Nach der Recyclinganlage zweige ich bei den drei grossen Steinen ab – meine Wegweiser zu Rebekka Steigers Atelier. In der umgebauten Verbrennungsanlage winkt sie mir über die Brüstung gegenüber des Eingangs zu. Sie teilt den hohen Raum mit einem Steinbildhauer, einem weiteren Künstler und einer Schreinerin. Ihr Arbeitsplatz befindet sich oben auf der Galerie, wo unterschiedlich grosse Leinwände an die Betonwand lehnen und diese bunt färben. Seit April ist Steiger wieder längerfristig hier. Davor arbeitete sie sieben Monate in Vietnam und lebte bis zur Coronapandemie fast zwei Jahre in China. Die anderen Kulturen, Sprachen und Menschen waren jeweils entscheidende Inspirationsquellen für einzelne Arbeitszyklen. Weggehen sei dementsprechend immer einfacher als zurückkommen, sagt sie, und schenkt zwei Tassen Tee ein. Seit sie wieder da ist, hat Steiger noch nicht viel gemalt: Die Schweizer Leinwände sind ihr nach der Arbeit in Vietnam zu feinmaschig und zu regelmässig. Die Künstlerin erzählt in diesem Zusammenhang mit viel Begeisterung von ihrer ständigen Suche nach neuen Techniken und unbekannten Materialien. Das passiert manchmal auch per Zufall, zum Beispiel wenn beim Abtupfen von überschüssiger Farbflüssigkeit kleine, eigenständige Kunstwerke aus dem verwendeten Papier entstehen.  

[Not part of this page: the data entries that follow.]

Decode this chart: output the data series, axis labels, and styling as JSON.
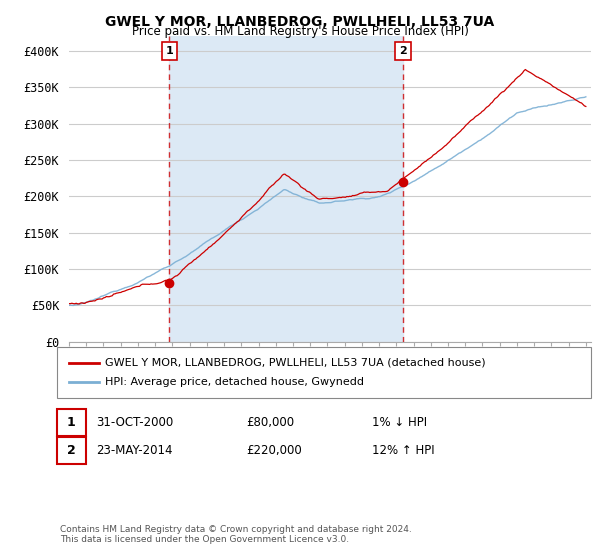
{
  "title": "GWEL Y MOR, LLANBEDROG, PWLLHELI, LL53 7UA",
  "subtitle": "Price paid vs. HM Land Registry's House Price Index (HPI)",
  "ylim": [
    0,
    420000
  ],
  "yticks": [
    0,
    50000,
    100000,
    150000,
    200000,
    250000,
    300000,
    350000,
    400000
  ],
  "ytick_labels": [
    "£0",
    "£50K",
    "£100K",
    "£150K",
    "£200K",
    "£250K",
    "£300K",
    "£350K",
    "£400K"
  ],
  "background_color": "#ffffff",
  "plot_bg_color": "#ffffff",
  "shaded_bg_color": "#dce9f5",
  "grid_color": "#cccccc",
  "legend_label_red": "GWEL Y MOR, LLANBEDROG, PWLLHELI, LL53 7UA (detached house)",
  "legend_label_blue": "HPI: Average price, detached house, Gwynedd",
  "red_color": "#cc0000",
  "blue_color": "#7bafd4",
  "marker1_year": 2000.83,
  "marker1_value": 80000,
  "marker1_label": "1",
  "marker2_year": 2014.4,
  "marker2_value": 220000,
  "marker2_label": "2",
  "annotation1_date": "31-OCT-2000",
  "annotation1_price": "£80,000",
  "annotation1_hpi": "1% ↓ HPI",
  "annotation2_date": "23-MAY-2014",
  "annotation2_price": "£220,000",
  "annotation2_hpi": "12% ↑ HPI",
  "footer": "Contains HM Land Registry data © Crown copyright and database right 2024.\nThis data is licensed under the Open Government Licence v3.0."
}
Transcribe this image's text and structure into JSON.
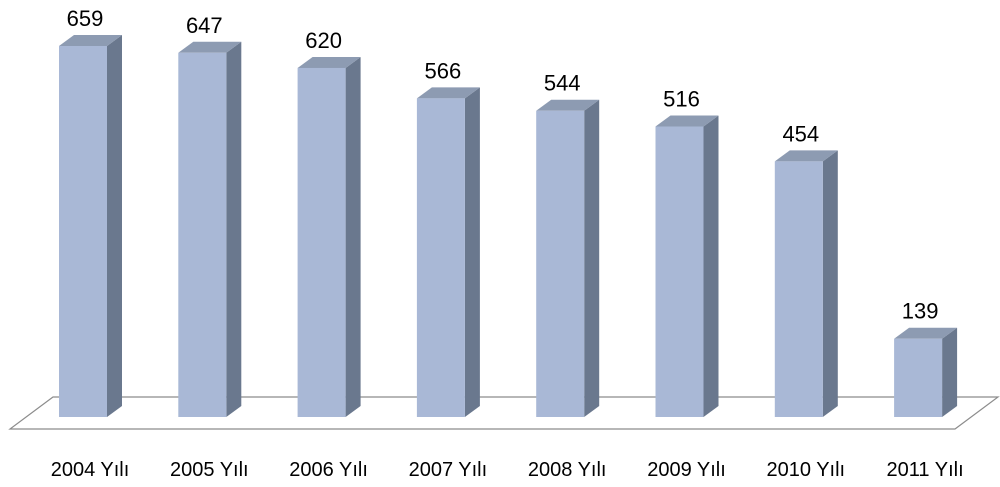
{
  "chart_data": {
    "type": "bar",
    "categories": [
      "2004 Yılı",
      "2005 Yılı",
      "2006 Yılı",
      "2007 Yılı",
      "2008 Yılı",
      "2009 Yılı",
      "2010 Yılı",
      "2011 Yılı"
    ],
    "values": [
      659,
      647,
      620,
      566,
      544,
      516,
      454,
      139
    ],
    "title": "",
    "xlabel": "",
    "ylabel": "",
    "ylim": [
      0,
      659
    ],
    "grid": false,
    "legend": "none",
    "style": "3d-column",
    "colors": {
      "bar_front": "#a9b8d6",
      "bar_side": "#6a788e",
      "bar_top": "#8d9bb2",
      "floor_stroke": "#8c8c8c"
    }
  }
}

Bis die passenden Leinwände eintreffen, schreibt Steiger viel. Die Titelsetzung war schon immer ein wichtiger Bestandteil ihrer Arbeit, es erlaubt ihr, das Entstandene zu reflektieren und durch Worte die Bildgewalt perspektivisch auszuweiten. Seit Kurzem schreibt Steiger zusätzlich längere, freie Texte, spinnt gewisse Aspekte aus ihren Werken weiter und arbeitet an einem Buchprojekt.

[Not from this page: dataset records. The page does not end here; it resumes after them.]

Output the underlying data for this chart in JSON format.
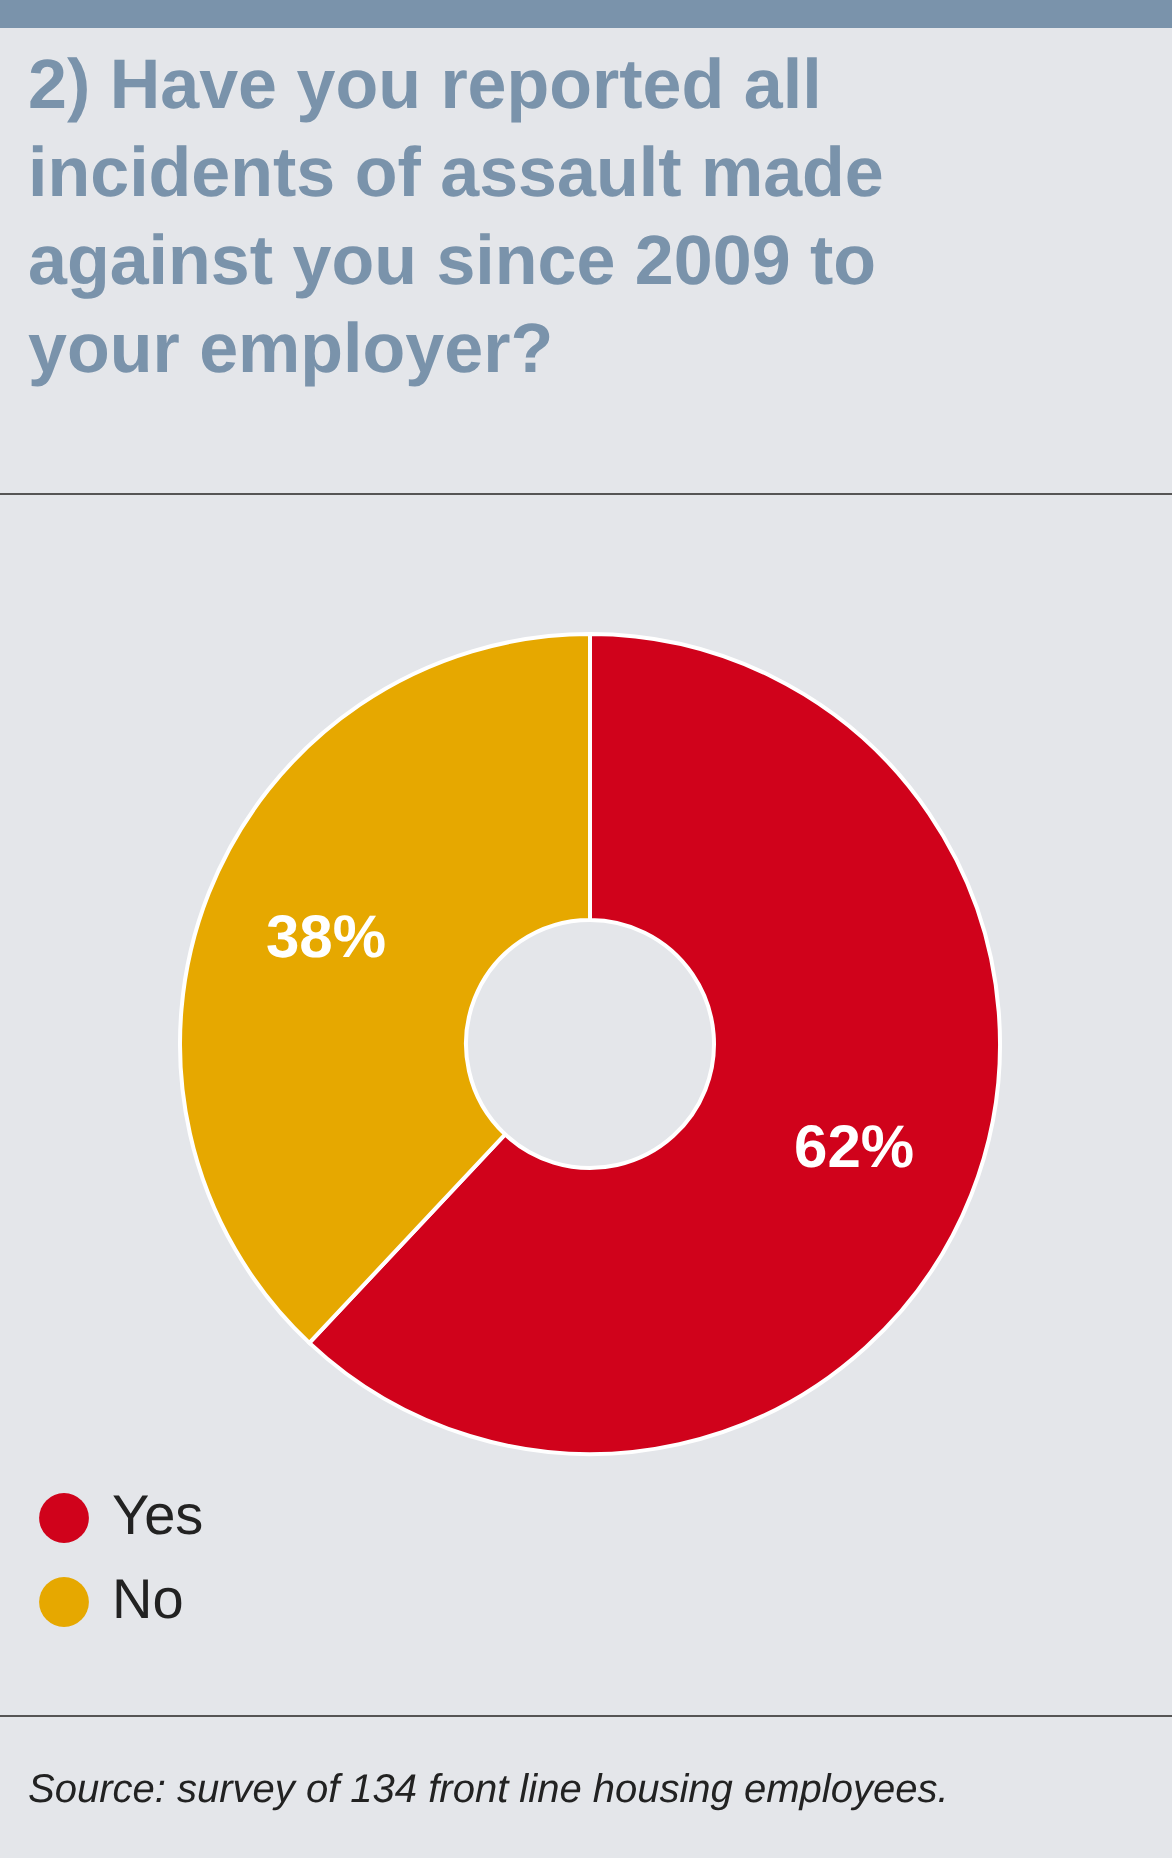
{
  "chart_data": {
    "type": "donut",
    "title": "2) Have you reported all incidents of assault made against you since 2009 to your employer?",
    "categories": [
      "Yes",
      "No"
    ],
    "values": [
      62,
      38
    ],
    "colors": [
      "#d0021b",
      "#e6a800"
    ],
    "value_labels": [
      "62%",
      "38%"
    ],
    "legend": "bottom left",
    "annotations": [
      "Source: survey of 134 front line housing employees."
    ]
  }
}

Das Werk Ichor ist eines der letzten Gemälde, die in Vietnam entstanden sind. «Ichor» bedeutet auf Altgriechisch so viel wie «das Blut der Götter» und ist gleichzeitig Wortstamm von «Petrichor», der Bezeichnung des Geruchs von Regen auf trockener Erde, worüber die Künstlerin in einem ihrer Texte nachdenkt. Figurative, mystische Formen, wie jene im Zentrum von Ichor, tauchen in ihren Werken immer wieder auf. Sie besitze mittlerweile ein ganzes Bestiarium, erzählt sie und schmunzelt. Dabei interessiert sie sich besonders für die Verschmelzung von Menschen- und Tierkörpern, wie es beispielsweise der «Kitsune» darstellt, ein Fuchswesen aus der asiatischen Mythologie. Die Faszination für solche Formen komme unter anderem von einer Sehnsucht nach einer Verbindung mit der Natur. Für Ichor arbeitete die Künstlerin mit Acryltusche, eine hochpigmentierte Farbe, die auch für Airbrush eingesetzt wird. Weil die Technik viel Nässe voraussetzt, entstehen die Werke mehrheitlich auf dem Boden. Im Atelier musste Steiger deshalb ihren Arbeitsplatz zunächst einmal abdichten, damit das Wasser nicht mehr in den unteren Raum der Schreinerin tropfte, erzählt sie. Mit dem Trocknen des Gemäldes beginnt der meditative Aspekt ihres Malprozesses: Dann wartet die Künstlerin, bis sich Aggregatszustände verändern, und lagert das Bild nach und nach um, um den Pigmenten sorgfältig die gewünschte Richtung zu geben. So interagieren Formen, Farben, Materialien und Techniken miteinander und schaffen eine berührende, starke Bildsprache.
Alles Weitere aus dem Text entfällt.